Rosen's last great contribution centred on an anomalous molecule found on the surface of T cells in patients suffering from a severe malady called Wiskott–Aldrich syndrome. Its chemical nature led Rosen to divine that the anomaly might engender a disturbance in the cell's internal network of filaments governing shape and movement. So indeed it proved, and the discovery initiated a new departure in cell biology.

There was more, but what united all of Rosen's undertakings was an acute sense of purpose, for his concern throughout was to understand the genesis of diseases, and to devise methods of treatment. He promoted the now universal treatment of immune deficiency with intravenous IgG, and thereby saved many lives and much misery. He and his colleagues performed the first successful bone-marrow transplants for two of the most dire immune conditions.

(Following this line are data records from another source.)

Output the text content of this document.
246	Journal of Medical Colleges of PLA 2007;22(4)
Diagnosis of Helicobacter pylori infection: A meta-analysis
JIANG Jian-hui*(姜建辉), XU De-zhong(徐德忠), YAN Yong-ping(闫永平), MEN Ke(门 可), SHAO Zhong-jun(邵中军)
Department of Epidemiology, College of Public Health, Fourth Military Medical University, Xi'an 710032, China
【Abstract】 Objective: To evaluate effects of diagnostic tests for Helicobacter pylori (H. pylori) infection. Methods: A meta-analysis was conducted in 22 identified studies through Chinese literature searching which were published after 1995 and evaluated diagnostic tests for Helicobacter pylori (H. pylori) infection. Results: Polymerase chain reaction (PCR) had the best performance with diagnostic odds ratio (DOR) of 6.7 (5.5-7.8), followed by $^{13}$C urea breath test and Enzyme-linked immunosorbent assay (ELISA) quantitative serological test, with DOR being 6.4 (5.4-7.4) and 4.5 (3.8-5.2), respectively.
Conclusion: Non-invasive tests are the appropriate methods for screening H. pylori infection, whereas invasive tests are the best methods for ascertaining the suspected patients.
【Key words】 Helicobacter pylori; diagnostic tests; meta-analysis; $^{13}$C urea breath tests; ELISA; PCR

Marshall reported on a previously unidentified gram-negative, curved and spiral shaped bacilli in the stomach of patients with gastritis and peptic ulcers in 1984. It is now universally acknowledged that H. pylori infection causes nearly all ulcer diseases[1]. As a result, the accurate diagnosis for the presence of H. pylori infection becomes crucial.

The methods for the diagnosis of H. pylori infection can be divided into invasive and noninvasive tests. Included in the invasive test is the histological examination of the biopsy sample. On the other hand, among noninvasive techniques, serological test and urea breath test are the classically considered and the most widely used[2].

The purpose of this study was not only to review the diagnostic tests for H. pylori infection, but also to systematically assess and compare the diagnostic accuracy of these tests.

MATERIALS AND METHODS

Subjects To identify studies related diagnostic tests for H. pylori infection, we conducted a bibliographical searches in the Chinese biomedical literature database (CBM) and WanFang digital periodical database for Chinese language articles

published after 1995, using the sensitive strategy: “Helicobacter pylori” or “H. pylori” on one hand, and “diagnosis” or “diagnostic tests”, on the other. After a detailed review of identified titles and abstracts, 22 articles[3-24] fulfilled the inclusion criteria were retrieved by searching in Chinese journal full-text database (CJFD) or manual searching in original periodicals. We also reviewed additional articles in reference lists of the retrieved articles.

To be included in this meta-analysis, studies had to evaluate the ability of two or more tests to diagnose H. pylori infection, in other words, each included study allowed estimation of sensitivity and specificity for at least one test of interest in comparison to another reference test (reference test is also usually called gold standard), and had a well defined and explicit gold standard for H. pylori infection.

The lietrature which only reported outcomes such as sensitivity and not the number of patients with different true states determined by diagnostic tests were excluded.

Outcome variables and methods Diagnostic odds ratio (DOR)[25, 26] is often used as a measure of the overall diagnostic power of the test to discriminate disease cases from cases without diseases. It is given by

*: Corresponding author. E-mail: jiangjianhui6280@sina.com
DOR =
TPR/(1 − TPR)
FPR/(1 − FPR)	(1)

This was quintessential ‘translational research’, long before that dispiriting term was invented.

Credit: CBR INST.

Albert Szent-Györgyi viewed the practice of science as “seeing what everybody else has seen, and thinking what nobody else has thought”. This was Rosen's supreme gift, and his capacity to discern an interesting, important and, above all, soluble problem attracted a succession of talented and percipient colleagues, all eager to take up the challenges that he defined, and with all of whom he worked closely. Through everything, he treated, comforted and cheered his paediatric patients, for he had an especial rapport with the young, and he taught generations of students. His very appearance, that of an ample, genial teddy bear, radiated reassurance. His prodigious knowledge and sagacity made him a universal fount of information and good sense — the “primal Google”, in the words of one of his acolytes.

Fred Rosen had friends in all parts of the world. He could converse, write and lecture in any of a half-dozen or more languages. He was especially drawn to Russia and its literature, music and culture. He was instrumental in setting up a paediatric leukaemia unit in St Petersburg. On a typical occasion, he returned from South Africa, having interviewed and collected blood samples from a family with a new type of complement anomaly. They were Afrikaaner farmers, he recounted, and he had been surprised to find that they spoke no English at all. How then could he communicate with them? He looked mildly surprised at such an inane question: why, you could speak Dutch to them, of course.

Rosen, in short, was a formidable polymath. He read omnivorously and retained it all. He knew more about antique furniture and silver than the dealers whom he patronized. He shopped at Fauchon and Hermès, had his shirts made in Jermyn Street and took tea among the dowagers at Fortnum & Mason. His friends were astonished that this archetypal urbanite should have built a graceful house on the island of Anguilla in the Caribbean, and have found a warm affinity with the local community. It was there that he decided his remains should rest.